Self-Taught Robot Is Ready to Seize Another Warehouse Job

A new robot uses computer vision and machine learning to break down pallets of boxes faster than human workers.

A keen-eyed new robot looks poised to snag an important everyday warehouse job.

Kinema Systems, a startup based in Menlo Park, California, has developed a robot capable of breaking down pallets of boxes no matter what size or shape they are or how they are packed together.

This is a routine job at thousands of large stores, warehouses, and shipping companies—the aftermath of goods making their way through the supply line to your front door.

The new robot uses a simple suction system to grab boxes, but it needs state-of-the-art computer vision and machine learning to figure out how to grab them. The machine does not need to be programmed at all—instead, it automatically calibrates itself and teaches itself how to break boxes down.
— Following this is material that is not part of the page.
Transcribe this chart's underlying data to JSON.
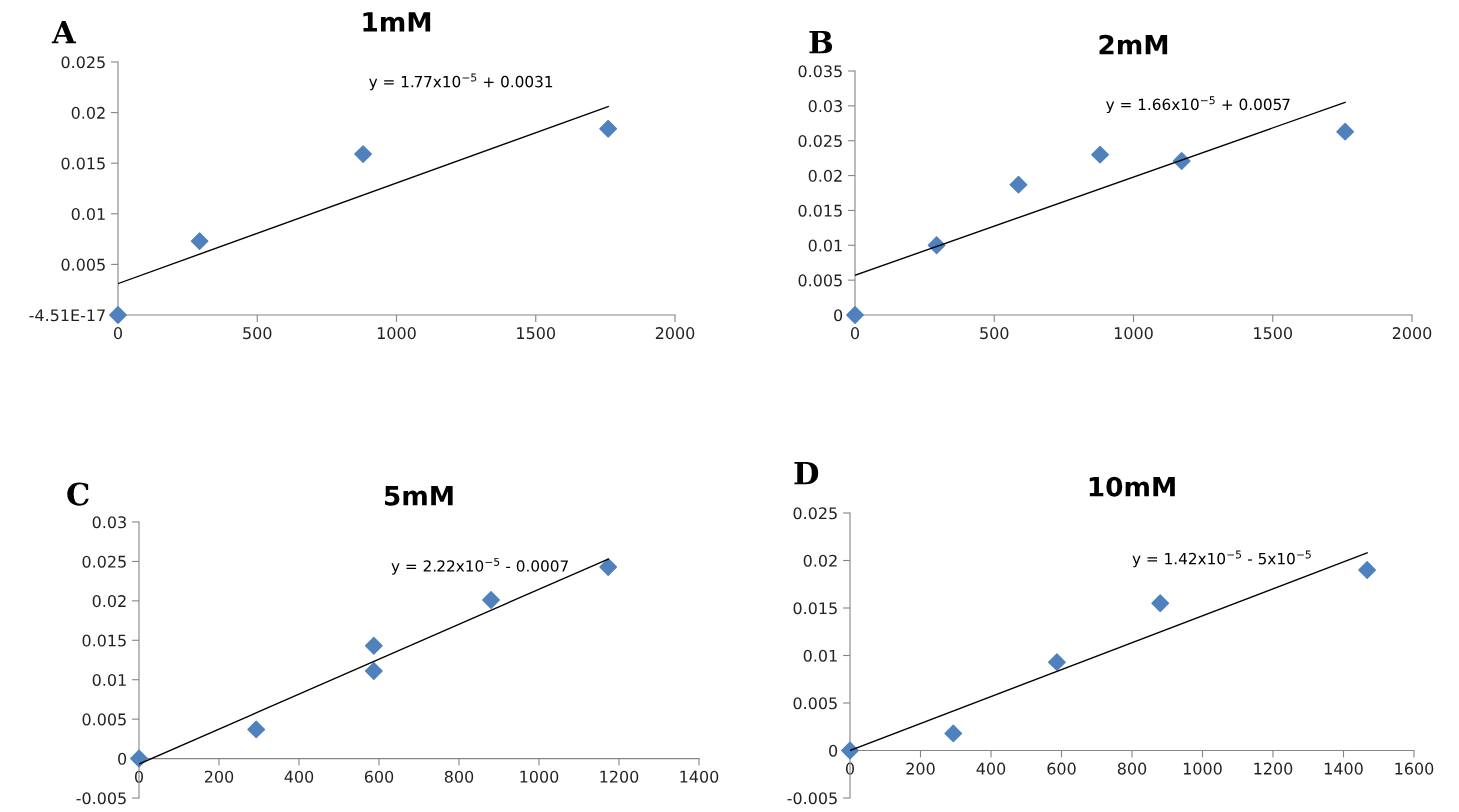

It might be trivial for a human to grab a box, but it is hard for a computer to know where one box ends and another begins, especially if the boxes are covered with labels and packing tape. And if the robot does not place its suction device at the center of a box, there is a risk it will drop it.

Sachin Chitta, founder and CEO of Kinema, says the robot uses a combination of 2-D and 3-D vision as well as learning in order to grab boxes from a pallet. The learning process also helps the robot deal with different environmental conditions such as changes in lighting. “As it picks things up, it builds a model of each box,” Chitta says. “And in the future, it can use that model to speed things up.”

The most difficult part of the process is figuring out how to grab the first box on a pallet, because everything is packed tightly together. Chitta refused to explain how the robot does that, saying it was its “secret sauce.” A new robot takes a few seconds to figure out how to pick up an unfamiliar box, and then it can grab the same box in less than a second in the future. It takes human workers about six seconds, on average, to grab a box from a pallet.

Beyond breaking down pallets, Chitta says, the company plans to use similar technology to let robots manipulate unfamiliar objects, which could be valuable for many warehouse and factory tasks.

Machines capable of unpacking pallets already exist, but they typically rely on there being a standard shape and arrangement of boxes. Efforts to break down more complex pallets using robots have mostly relied on specialized labels to identify different shapes of items.

The company’s approach “could be very valuable in contemporary logistics, where the aim is to compress delivery time from days to hours,” says Ken Goldberg, a professor at the University of California, Berkeley, who specializes in robotics and machine learning.

Goldberg adds that the information learned by a robot could be shared with other systems, even ones in different facilities, something known as “cloud robotics” (see “Robots That Teach Each Other”). “If perception and motion data can be anonymized and shared across Kinema systems, this form of cloud robotics could yield extremely robust and efficient systems,” Goldberg says.